After the earthquake on Saturday, Taliban officials said they had directed military and service organizations to prioritize rescue operations, transporting the injured, preparing homeless shelters and delivering food aid in the remote areas that were most affected. On Sunday, officials said that the country’s air force had made 32 flights transporting the wounded and that all relevant agencies were coordinating their response.

But the sudden and dire need for food, aid and shelter appeared to be overwhelming the government’s ability to respond.

“We sent tents, but the number of families was in the thousands, and we could only give tents to some families,” said Musa Ashari, the head of the Taliban’s disaster management department for Herat. “For example, 20 to 30 tents have been given to a hundred families. The rest of them don’t even have a tent to live in.”

At one school turned aid center on the outskirts of Herat City, hundreds of injured people from one of the worst-hit districts, Zinda Jan, lay on dusty blankets waiting for medical help to arrive on Sunday. Many were taken to Baba Ji High School on Saturday by volunteers who had dug them out of the piles of rubble that were once their homes.

Dazed and injured, they were brought to the school — which local leaders had designated as an aid distribution point — because hospitals and clinics were overwhelmed. But nearly 24 hours since they arrived, most had not received any water, medicine or food from government officials, according to a volunteer.

“The conditions are horrible,” said the volunteer, Jami, 44, who preferred to go by her last name for fear of retribution for speaking to the news media.

In many of the hardest-hit areas — mostly villages along mountainous dirt roads and where homes are little more than mud-brick single-story structures — volunteers said little, if any government aid had arrived.

Qudos Khatibi, 37, a resident of Herat City, traveled to the Zinda Jan District on Sunday morning with other volunteers carrying local donations of water, food and other aid.

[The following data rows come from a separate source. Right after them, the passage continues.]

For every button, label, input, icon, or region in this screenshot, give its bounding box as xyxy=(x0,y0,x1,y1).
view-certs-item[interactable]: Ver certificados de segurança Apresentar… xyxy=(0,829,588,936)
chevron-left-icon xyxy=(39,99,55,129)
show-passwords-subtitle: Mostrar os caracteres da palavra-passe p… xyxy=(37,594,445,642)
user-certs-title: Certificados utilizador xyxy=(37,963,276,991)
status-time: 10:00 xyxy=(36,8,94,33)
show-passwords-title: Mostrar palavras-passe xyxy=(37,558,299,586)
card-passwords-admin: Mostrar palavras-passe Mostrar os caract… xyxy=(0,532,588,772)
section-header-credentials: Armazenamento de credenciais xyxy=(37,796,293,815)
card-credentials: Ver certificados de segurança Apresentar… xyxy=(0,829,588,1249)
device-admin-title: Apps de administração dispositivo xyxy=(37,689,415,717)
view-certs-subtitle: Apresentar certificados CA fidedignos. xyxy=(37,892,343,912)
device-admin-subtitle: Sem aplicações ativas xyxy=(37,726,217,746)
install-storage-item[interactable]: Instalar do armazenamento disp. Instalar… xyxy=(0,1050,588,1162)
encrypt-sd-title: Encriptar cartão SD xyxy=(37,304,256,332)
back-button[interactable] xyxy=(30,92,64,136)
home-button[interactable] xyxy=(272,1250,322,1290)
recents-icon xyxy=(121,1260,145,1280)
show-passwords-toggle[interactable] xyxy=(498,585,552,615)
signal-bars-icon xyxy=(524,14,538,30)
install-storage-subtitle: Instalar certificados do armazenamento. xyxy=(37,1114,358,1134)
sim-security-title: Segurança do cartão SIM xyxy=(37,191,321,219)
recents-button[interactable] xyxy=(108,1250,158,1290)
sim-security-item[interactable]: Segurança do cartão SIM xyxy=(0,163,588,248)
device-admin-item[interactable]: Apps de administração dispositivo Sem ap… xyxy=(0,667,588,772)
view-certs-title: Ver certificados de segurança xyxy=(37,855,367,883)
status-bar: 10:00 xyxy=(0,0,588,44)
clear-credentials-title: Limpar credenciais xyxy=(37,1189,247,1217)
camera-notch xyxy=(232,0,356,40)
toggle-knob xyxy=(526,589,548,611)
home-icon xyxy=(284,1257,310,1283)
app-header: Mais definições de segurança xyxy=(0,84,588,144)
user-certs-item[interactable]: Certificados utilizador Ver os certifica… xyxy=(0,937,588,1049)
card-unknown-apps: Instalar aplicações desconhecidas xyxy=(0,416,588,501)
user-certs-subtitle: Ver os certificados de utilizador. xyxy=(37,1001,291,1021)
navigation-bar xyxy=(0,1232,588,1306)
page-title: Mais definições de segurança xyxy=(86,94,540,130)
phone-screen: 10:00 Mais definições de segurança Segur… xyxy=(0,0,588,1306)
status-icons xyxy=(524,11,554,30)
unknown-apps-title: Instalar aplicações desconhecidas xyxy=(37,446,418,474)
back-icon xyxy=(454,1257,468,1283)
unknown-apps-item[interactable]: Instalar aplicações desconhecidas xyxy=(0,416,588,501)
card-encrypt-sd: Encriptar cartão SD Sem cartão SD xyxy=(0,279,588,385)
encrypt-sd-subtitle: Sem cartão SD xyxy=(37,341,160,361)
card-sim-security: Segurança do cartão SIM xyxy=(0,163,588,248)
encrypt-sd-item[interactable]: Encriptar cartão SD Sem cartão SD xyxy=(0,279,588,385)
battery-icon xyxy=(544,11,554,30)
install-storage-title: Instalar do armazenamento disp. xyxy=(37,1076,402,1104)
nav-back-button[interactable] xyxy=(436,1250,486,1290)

The devastation, he said, was worse than they could have imagined.

In some villages once home to hundreds of people, there were only a few survivors. The bodies of dozens of children were covered in dust and sheet metal from the religious school they were attending when the quake struck. Village after village was reduced to rubble.

“The situation is very bad,” he said. “You could not tell the difference between a house and an alley.”

Safiullah Padshah contributed reporting.